A chest X-ray alone is not enough to confirm the diagnosis. Because granulomas can be caused by infections like tuberculosis or by certain cancers, doctors typically need a tissue sample. The most common way to get one is through a bronchoscopy, where a thin, flexible camera is guided into the airways. A technique called endobronchial ultrasound-guided needle aspiration allows doctors to sample the swollen lymph nodes directly through the airway wall. A meta-analysis of 553 patients found this approach correctly identifies sarcoidosis about 79% of the time, with some studies reporting yields above 90%. Breathing tests (spirometry) and CT scans round out the evaluation by measuring how well the lungs function and revealing the extent of granuloma involvement.

Outlook by Stage

The stage at diagnosis is one of the strongest predictors of what comes next. Stage I disease resolves on its own in 60 to 90% of cases, often within one to two years. Stage II resolves spontaneously in roughly 40 to 70% of patients. Stage III has a much lower spontaneous remission rate, around 10 to 20%. Stage IV, where permanent scarring has already formed, does not reverse.

Overall, functional impairment from sarcoidosis occurs in only about 15 to 20% of patients and often improves without intervention. However, the disease does progress in more than 10% of cases, and progression to chronic or fibrotic disease carries a mortality rate of 12 to 18% within five years. About 5% of all sarcoidosis patients develop significant pulmonary fibrosis, where scar tissue permanently replaces healthy lung tissue and reduces breathing capacity.

Treatment

Because so many cases resolve on their own, the first step for people with mild or no symptoms is often careful monitoring rather than immediate medication. Doctors typically recheck imaging and lung function every few months to see whether the disease is stable, improving, or worsening.

When treatment is needed, corticosteroids are the standard first-line therapy.
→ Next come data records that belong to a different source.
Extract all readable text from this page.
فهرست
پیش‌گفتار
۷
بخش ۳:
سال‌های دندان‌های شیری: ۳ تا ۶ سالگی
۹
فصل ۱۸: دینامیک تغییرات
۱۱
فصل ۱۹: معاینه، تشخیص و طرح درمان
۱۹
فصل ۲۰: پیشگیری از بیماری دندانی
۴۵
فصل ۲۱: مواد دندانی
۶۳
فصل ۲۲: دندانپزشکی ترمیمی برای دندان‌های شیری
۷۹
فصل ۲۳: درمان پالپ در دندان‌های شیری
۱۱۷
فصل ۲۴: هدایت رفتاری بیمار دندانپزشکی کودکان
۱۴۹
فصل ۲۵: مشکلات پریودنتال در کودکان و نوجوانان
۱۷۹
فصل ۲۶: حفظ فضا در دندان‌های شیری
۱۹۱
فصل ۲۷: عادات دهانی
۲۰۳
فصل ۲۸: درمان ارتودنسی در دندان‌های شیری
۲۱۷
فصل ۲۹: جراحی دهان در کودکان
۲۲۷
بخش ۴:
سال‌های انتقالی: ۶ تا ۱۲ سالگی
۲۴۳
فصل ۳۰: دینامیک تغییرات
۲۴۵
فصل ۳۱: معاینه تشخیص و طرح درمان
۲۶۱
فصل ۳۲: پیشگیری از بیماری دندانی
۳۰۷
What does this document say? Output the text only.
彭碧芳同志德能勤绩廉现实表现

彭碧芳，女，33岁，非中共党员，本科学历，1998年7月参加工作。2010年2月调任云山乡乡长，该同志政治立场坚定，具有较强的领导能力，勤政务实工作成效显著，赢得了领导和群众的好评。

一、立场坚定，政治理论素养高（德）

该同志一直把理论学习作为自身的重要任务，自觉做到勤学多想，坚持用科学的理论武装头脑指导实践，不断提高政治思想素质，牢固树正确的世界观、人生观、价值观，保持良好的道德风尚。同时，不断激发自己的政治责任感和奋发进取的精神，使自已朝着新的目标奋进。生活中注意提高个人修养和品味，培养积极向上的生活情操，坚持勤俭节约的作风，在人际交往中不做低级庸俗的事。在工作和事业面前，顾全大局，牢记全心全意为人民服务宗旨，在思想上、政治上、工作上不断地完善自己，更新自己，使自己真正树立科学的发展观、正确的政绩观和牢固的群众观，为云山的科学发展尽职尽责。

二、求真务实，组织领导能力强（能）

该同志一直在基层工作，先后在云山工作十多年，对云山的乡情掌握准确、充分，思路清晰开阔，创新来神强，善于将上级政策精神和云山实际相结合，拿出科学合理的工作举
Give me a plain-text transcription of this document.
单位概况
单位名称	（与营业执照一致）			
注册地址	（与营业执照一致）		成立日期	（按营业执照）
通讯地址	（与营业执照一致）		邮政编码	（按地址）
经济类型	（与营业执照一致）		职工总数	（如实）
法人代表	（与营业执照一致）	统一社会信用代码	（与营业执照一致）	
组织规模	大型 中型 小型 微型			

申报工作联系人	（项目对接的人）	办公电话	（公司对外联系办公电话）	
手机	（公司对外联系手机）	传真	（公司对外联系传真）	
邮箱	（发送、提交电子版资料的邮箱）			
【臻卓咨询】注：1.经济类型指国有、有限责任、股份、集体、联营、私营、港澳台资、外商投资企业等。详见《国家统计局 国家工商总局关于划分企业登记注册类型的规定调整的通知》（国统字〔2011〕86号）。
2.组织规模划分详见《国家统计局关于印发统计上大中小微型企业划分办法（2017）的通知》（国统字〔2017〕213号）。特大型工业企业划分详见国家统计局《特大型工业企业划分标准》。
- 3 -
A typical course starts at a moderate dose and is gradually tapered over about six months. Earlier guidelines called for higher starting doses, but current practice favors lower initial doses that are still effective and cause fewer side effects. Even short courses lasting a few weeks can bring lung function back to baseline during flare-ups.

For people with stage II disease, early treatment with oral corticosteroids followed by an inhaled steroid for over a year has been shown to improve lung function at the five-year mark and reduce the need for additional steroid courses down the road. For patients who relapse when steroids are tapered, or who cannot tolerate the side effects, doctors can add steroid-sparing medications that calm the immune system through different pathways.

In the small number of cases that progress to advanced fibrosis or pulmonary hypertension (high blood pressure in the lung’s blood vessels), treatment focuses on managing complications and preserving remaining lung function. Lung transplantation is an option for the most severe cases that no longer respond to medication.

Living With Pulmonary Sarcoidosis

Even when granulomas resolve and imaging looks normal, fatigue and reduced exercise tolerance can linger for months or years. This residual fatigue is one of the most frustrating aspects of the disease and is not always proportional to how much inflammation remains. Pulmonary rehabilitation, which combines structured exercise with breathing techniques, can help rebuild stamina.

People with sarcoidosis should be aware that the disease can involve other organs simultaneously or over time, including the skin, eyes, liver, and heart. Eye involvement in particular can be silent in its early stages, so periodic eye exams are a standard part of follow-up even when the lungs are the primary concern. Staying connected with a care team familiar with sarcoidosis makes it easier to catch new organ involvement early and adjust the monitoring schedule as the disease evolves.